E allora, tutti felici e contenti di questa nuova terza maglia? Per nulla. Dal momento che è stata annunciata la scorsa settimana sono iniziate infatti a fioccare le polemiche e le accuse. Sì, perché sulla maglia c’è anche stampato il 1906, quello che da qualche mese viene indicato come l’anno degli inizi del futuro Rijeka. Molti tifosi, e non solo, sono “insorti”, tenendo a precisare che il Rijeka è stato costituito come Kvarner/Quarnero nel 1946 e che il resto è “politica da quattro soldi”. Duro, nell’occasione, il comunicato emesso sabato dall’Armada: “Abbiamo il dovere di esprimere tutta la nostra contrarietà al fatto che il Rijeka scenda in campo con la cosiddetta ‘maglia retro’, sia con lo Šibenik che in futuro. Tutti noi sappiamo che l’anno di fondazione del club, come Kvarner/Quarnero, è il 1946. Così come sappiamo benissimo che i colori storici sono il bianco e il blu. Altri colori sulla maglia non ci possono essere, né sulla terza casacca né su quella per l’allenamento. Facciamo appello agli iniziatori di quest’idea di fare marcia indietro e di non sottostare al trend moderno, bensì di dare retta ai tifosi, che sono poi nella fattispecie anche soci del club. Invitiamo, pertanto, tutti i tifosi a recarsi alla partita indossando magliette con i colori tradizionali del nostro amato Rijeka: il bianco e il blu”.

Giusto, sbagliato? La risposta agli storici, che si dividono, litigano tra di loro e che faticano a dare una risposta convicente sui motivi delle loro conclusioni. Il tutto nasce dalla monografia “Rijeka bijelih snova”, pubblicata lo scorso dicembre e redatta da Dragan Ogulić, la quale ha creato attriti tra gli stessi storici e una parte degli autori (Marinko Lazzarich su tutti) della prima versione della monografia. Fino ad allora sapevamo che il Rijeka, anzi il Kvarner/Quarnero, era stato fondato nel 1946, poi “qualcuno” ha deciso di colpo che la Fiumana (fondata nel 1926) e ancora prima Olympia e Gloria siano ufficialmente gli antenati del Rijeka, ed ecco il riferimento al 1906 (fondazione dell’Olympia, pioniere del calcio a livello di club). Teniamo presente che la stessa Fiumana è stata fondata dallo scioglimento di Olympia e Gloria e pertanto già a quel punto si potrebbe parlare in teoria di una nuova società a tutti gli effetti. Figuriamoci poi il Kvarner/Quarnero nel 1946, in un contesto (politico) ben diverso da quello precedente.
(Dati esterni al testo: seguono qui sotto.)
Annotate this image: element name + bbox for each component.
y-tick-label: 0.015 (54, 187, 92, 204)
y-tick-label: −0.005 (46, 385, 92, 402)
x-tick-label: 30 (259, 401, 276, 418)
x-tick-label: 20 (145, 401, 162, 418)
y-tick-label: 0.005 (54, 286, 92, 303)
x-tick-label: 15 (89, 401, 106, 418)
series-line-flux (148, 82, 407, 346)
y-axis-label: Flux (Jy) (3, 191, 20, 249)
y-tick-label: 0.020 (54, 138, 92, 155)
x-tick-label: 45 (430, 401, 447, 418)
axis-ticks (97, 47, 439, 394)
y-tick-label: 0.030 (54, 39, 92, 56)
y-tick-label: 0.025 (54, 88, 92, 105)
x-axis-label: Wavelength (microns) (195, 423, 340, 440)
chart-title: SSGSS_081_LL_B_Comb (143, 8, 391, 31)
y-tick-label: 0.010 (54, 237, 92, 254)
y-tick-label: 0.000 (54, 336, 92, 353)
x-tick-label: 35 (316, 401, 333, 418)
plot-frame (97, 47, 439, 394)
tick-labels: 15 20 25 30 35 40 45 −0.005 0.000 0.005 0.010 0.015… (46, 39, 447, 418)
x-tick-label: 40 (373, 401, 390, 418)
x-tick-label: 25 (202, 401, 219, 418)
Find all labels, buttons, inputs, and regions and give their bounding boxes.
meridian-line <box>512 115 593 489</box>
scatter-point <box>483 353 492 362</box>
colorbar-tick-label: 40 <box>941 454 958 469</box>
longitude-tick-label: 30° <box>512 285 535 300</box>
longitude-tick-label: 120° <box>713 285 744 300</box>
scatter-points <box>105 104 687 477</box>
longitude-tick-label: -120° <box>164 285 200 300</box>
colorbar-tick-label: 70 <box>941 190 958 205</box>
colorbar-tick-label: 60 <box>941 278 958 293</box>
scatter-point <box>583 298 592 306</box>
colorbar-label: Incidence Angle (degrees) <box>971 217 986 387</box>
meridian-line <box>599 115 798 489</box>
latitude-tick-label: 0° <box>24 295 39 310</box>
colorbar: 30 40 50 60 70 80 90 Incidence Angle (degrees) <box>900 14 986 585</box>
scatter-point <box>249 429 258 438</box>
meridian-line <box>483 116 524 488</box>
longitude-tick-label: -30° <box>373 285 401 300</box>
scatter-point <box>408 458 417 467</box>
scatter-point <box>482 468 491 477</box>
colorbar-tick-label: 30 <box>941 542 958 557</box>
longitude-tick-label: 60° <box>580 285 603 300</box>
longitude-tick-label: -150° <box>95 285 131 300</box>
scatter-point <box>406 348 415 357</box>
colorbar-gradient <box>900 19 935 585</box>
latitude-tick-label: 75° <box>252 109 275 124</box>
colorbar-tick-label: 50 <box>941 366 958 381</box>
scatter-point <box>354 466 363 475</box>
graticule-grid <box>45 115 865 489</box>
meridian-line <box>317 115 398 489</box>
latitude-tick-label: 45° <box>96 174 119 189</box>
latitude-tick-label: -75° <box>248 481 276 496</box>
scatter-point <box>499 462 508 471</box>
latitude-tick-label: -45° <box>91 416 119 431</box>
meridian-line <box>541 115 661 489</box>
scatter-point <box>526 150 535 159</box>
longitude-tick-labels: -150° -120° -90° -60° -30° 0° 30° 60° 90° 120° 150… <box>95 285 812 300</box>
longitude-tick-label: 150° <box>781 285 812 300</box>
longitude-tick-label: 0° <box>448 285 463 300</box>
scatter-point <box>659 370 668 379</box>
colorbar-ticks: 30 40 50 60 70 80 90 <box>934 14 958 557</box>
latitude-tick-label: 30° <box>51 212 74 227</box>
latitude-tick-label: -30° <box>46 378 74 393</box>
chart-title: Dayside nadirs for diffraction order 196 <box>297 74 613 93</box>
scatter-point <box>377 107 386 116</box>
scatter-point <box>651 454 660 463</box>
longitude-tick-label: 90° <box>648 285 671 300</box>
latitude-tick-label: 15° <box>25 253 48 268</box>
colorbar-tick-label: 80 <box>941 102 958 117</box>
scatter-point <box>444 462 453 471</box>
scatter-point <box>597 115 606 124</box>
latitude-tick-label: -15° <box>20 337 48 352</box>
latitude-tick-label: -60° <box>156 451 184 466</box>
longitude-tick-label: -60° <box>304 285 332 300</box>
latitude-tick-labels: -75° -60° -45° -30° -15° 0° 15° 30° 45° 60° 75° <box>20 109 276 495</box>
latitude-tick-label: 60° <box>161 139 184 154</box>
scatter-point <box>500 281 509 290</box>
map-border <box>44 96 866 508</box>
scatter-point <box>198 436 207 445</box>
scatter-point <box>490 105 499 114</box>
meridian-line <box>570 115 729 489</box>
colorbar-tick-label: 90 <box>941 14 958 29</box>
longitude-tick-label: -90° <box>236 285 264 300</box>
Senza volerci schierare da una o dall’altra parte (ma seguendo comunque la logica), ci limitiamo a dire che sostenere il fatto che il Rijeka sia stato fondato nel 1946 non significhi necessariamente (come purtroppo si sente dire in giro) negare la storia e tutto ciò che è stato prima della Seconda guerra mondiale. Nessuno mette in dubbio che la prima partita di calcio a Fiume sia stata disputata nel 1873 oppure che Olympia, Gloria e Fiumana siano state rappresentanti storiche del calcio cittadino. Ma il Rijeka è, a tutti gli effetti, qualcosa di ben diverso rispetto alle sue… antenate.